Daleks’ Invasion Earth: 2150 A.D. (1966)

Daleks Invasion Earth 2150 AD movie poster

 

Daleks’ Invasion Earth: 2150 A.D., the second Dr. Who feature film, follows Dr. Who & The Daleks by one short year, and clearly betrays where the public’s interest lay at the time by ditching any mention to Dr. Who in the title. The first film largely disregarded the TV show’s premise and continuity, and the sequel similarly plays fast and loose with its own predecessor. Dr. Who has yet another young female relative, a niece named Louise? Why does she call her uncle “Doctor”? Did Barbara elope with that twit Ian? At least Louise is much better looking, so one mustn’t complain. Otherwise, the screenplay is loosely based on the original 1964 TV serial “The Dalek Invasion of Earth,” starring William Hartnell. It follows the original farily closely, especially in the early seqences showing a war-ravaged London and the iconic image (well, to Brits, anyway) of a Dalek rising out of the Thames (actually better realized in the original – here they cut away from a Dalek head poking out of the water and back to it fully emerged).

It’s just barely slightly better in terms of action and spectacle (the Dalek flying saucer ain’t half-bad, considering), but nevertheless just as mind-numbingly stupid. Let’s start with the title. Why is it set in the future? Everyone’s dressed in 1960s clothing, with contemporary rifles and cars. If there’s nothing gained, it might as well be set in present day. Plus it would be that much more of an exciting thought for kids to to imagine an invasion might happen today rather than next century.

Look out, Robo-men! Why did the Robo-men take off their helmets and suddenly become human again when the Doctor simply orders them to attack the Daleks? And why do they scream like girls? Why do the Daleks have fire hydrant guns? Why do the Daleks only take male prisoners? What do they do with the women?

Of course, there’s also the music. After another set of pointless psychedlic opening titles, a sequence depicting a bank robbery is set to… Beethoven? WTF? After that we get a generic lighthearted score, determinedly whimsical even when Dr. Who discovers a corpse. Incidentally, this Doctor is badass. Crossing the countryside on foot, a Robo-Man orders him to halt. The Doctor shoots him and turns right back to map. “As I was saying…”

And finally, why did the Daleks invade England? The “magnetic influence of the North and South Poles” is located under Watford, of course!

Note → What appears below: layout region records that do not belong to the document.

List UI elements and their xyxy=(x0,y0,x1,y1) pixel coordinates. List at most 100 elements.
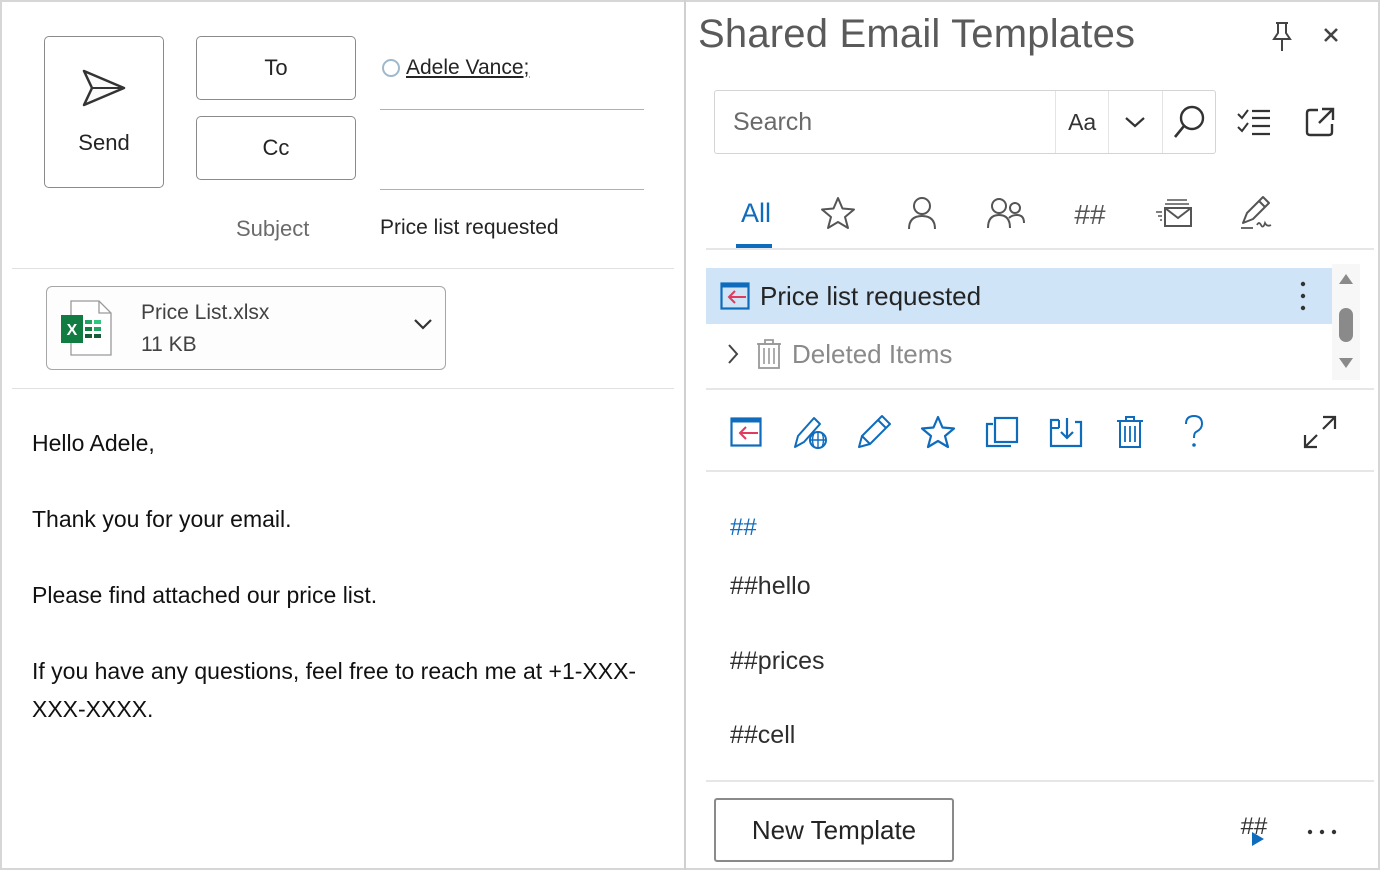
help-icon xyxy=(1185,414,1204,447)
macros-header: ## xyxy=(730,514,757,541)
to-field-underline xyxy=(380,109,644,110)
insert-template-icon xyxy=(730,417,762,447)
to-button[interactable]: To xyxy=(196,36,356,100)
body-paragraph: If you have any questions, feel free to … xyxy=(32,658,637,722)
chevron-down-icon xyxy=(1125,117,1146,128)
tab-mail-templates[interactable] xyxy=(1144,178,1204,248)
svg-text:X: X xyxy=(67,322,78,339)
divider xyxy=(12,268,674,269)
match-case-toggle[interactable]: Aa xyxy=(1055,91,1108,153)
attachment-size: 11 KB xyxy=(141,333,197,356)
divider xyxy=(12,388,674,389)
send-icon xyxy=(82,69,126,107)
subject-label: Subject xyxy=(236,216,310,241)
search-button[interactable] xyxy=(1161,91,1215,153)
compose-pane: Send To Cc Adele Vance; Subject Price li… xyxy=(2,2,684,868)
body-paragraph: Please find attached our price list. xyxy=(32,582,378,608)
expand-button[interactable] xyxy=(1300,412,1340,452)
active-tab-indicator xyxy=(736,244,772,248)
move-icon xyxy=(1049,418,1083,448)
delete-button[interactable] xyxy=(1110,412,1150,452)
favorite-button[interactable] xyxy=(918,412,958,452)
tab-all[interactable]: All xyxy=(726,178,786,248)
template-name: Price list requested xyxy=(760,280,982,311)
cc-button[interactable]: Cc xyxy=(196,116,356,180)
tab-shared-templates[interactable] xyxy=(976,178,1036,248)
tab-my-templates[interactable] xyxy=(892,178,952,248)
tree-scrollbar[interactable] xyxy=(1332,264,1360,380)
svg-text:##: ## xyxy=(1074,199,1106,228)
to-label: To xyxy=(264,55,288,80)
divider xyxy=(706,470,1374,472)
people-icon xyxy=(987,198,1025,229)
cc-label: Cc xyxy=(262,135,290,160)
tab-all-label: All xyxy=(740,197,771,228)
edit-button[interactable] xyxy=(854,412,894,452)
divider xyxy=(706,388,1374,390)
search-icon xyxy=(1173,105,1205,138)
mail-stack-icon xyxy=(1156,199,1192,227)
to-recipient[interactable]: Adele Vance; xyxy=(382,56,529,80)
divider xyxy=(706,780,1374,782)
insert-template-icon xyxy=(720,282,750,310)
subject-field[interactable]: Price list requested xyxy=(380,216,559,240)
category-tabs: All ## xyxy=(706,178,1374,250)
move-button[interactable] xyxy=(1046,412,1086,452)
scroll-down-arrow xyxy=(1339,358,1353,368)
body-paragraph: Thank you for your email. xyxy=(32,506,292,532)
chevron-right-icon[interactable] xyxy=(726,343,740,365)
open-external-icon[interactable] xyxy=(1300,102,1340,142)
send-label: Send xyxy=(78,130,130,155)
tree-item-template[interactable]: Price list requested xyxy=(706,268,1332,324)
message-body[interactable]: Hello Adele, Thank you for your email. P… xyxy=(32,424,652,728)
edit-icon xyxy=(858,415,891,448)
edit-online-button[interactable] xyxy=(790,412,830,452)
body-paragraph: Hello Adele, xyxy=(32,430,155,456)
trash-icon xyxy=(756,338,782,370)
delete-icon xyxy=(1117,416,1143,448)
pin-icon[interactable] xyxy=(1268,20,1296,54)
star-icon xyxy=(821,197,855,229)
attachment-card[interactable]: X Price List.xlsx 11 KB xyxy=(46,286,446,370)
favorite-icon xyxy=(920,415,956,449)
excel-file-icon: X xyxy=(59,299,117,362)
search-box: Aa xyxy=(714,90,1216,154)
tree-item-folder[interactable]: Deleted Items xyxy=(706,326,1332,382)
new-template-button[interactable]: New Template xyxy=(714,798,954,862)
help-button[interactable] xyxy=(1174,412,1214,452)
search-input[interactable] xyxy=(715,91,1055,153)
macro-item[interactable]: ##hello xyxy=(730,572,811,601)
checklist-icon[interactable] xyxy=(1234,102,1274,142)
tab-macros[interactable]: ## xyxy=(1060,178,1120,248)
attachment-name: Price List.xlsx xyxy=(141,301,270,324)
macros-icon: ## xyxy=(1074,199,1106,228)
tab-signatures[interactable] xyxy=(1228,178,1288,248)
run-macro-icon: ## xyxy=(1241,813,1268,846)
insert-template-button[interactable] xyxy=(726,412,766,452)
folder-name: Deleted Items xyxy=(792,338,953,369)
person-icon xyxy=(908,197,936,230)
copy-icon xyxy=(985,416,1019,448)
tab-favorites[interactable] xyxy=(808,178,868,248)
send-button[interactable]: Send xyxy=(44,36,164,188)
cc-field-underline xyxy=(380,189,644,190)
templates-panel: Shared Email Templates Aa All # xyxy=(686,2,1378,868)
presence-icon xyxy=(382,59,400,77)
signature-icon xyxy=(1241,196,1272,229)
edit-online-icon xyxy=(794,417,827,449)
more-options-icon[interactable] xyxy=(1300,280,1306,317)
search-options-dropdown[interactable] xyxy=(1108,91,1161,153)
cc-field[interactable] xyxy=(380,122,644,182)
scroll-thumb xyxy=(1339,308,1353,342)
expand-icon xyxy=(1303,415,1337,449)
more-icon[interactable] xyxy=(1302,814,1342,850)
panel-title: Shared Email Templates xyxy=(698,12,1136,56)
run-macro-button[interactable]: ## xyxy=(1236,810,1276,850)
macro-item[interactable]: ##cell xyxy=(730,721,795,750)
close-icon[interactable] xyxy=(1316,20,1346,50)
macro-item[interactable]: ##prices xyxy=(730,647,825,676)
chevron-down-icon[interactable] xyxy=(413,317,433,336)
recipient-name[interactable]: Adele Vance; xyxy=(406,56,529,80)
scroll-up-arrow xyxy=(1339,274,1353,284)
copy-button[interactable] xyxy=(982,412,1022,452)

Dr. Who & The Daleks (1965)

Doctor Who and The Daleks movie poster

 

Dr. Who & The Daleks is the first of two feature films based on the classic BBC TV series Doctor Who. They are, as the fans say, “non-canonical,” and thank god for it. The TV series was a true all-ages affair; typically enjoyable for children, but with extra layers of subtext for grownups (or at least attractive ladies for the dads). But this movie is dumbed down to the point where it’s dull and condescending to even the youngest audience member.

Screen legend Peter Cushing plays “Doctor Who” (in the movie, that’s apparently his actual name) as a silly old (human!) man, a harmless mad scientist. The other characters don’t fare well either. The original TV Ian and Barbara were intelligent and capable, both with the noble profession of school teachers. This Ian is a total prat, serving mainly as comic relief, and Barbara is reduced to a screaming plot device.

Other things grate to fanboys (it’s “the TARDIS,” not just “TARDIS”!) and regular viewers alike (the music is wretched). Truth be told, cheesy effects and silly technobabble are actually great pleasures to be found in the original series, but the extra money spent on the movie must have gone to the wrong places (the sets and extra Dalek props, evidently). The advanced Dalek technology includes lava lamps (I’m not kidding). And make up your minds, Daleks, is it a neutron or neutronic bomb?

And finally, if it’s pitched so low, what are the moral lessons it has to teach youngsters? Based on what The Doctor has to teach the naive glam-rock aliens threatened by the Daleks, don’t trust anyone who claims to want to help you. Instead, fight and kill them.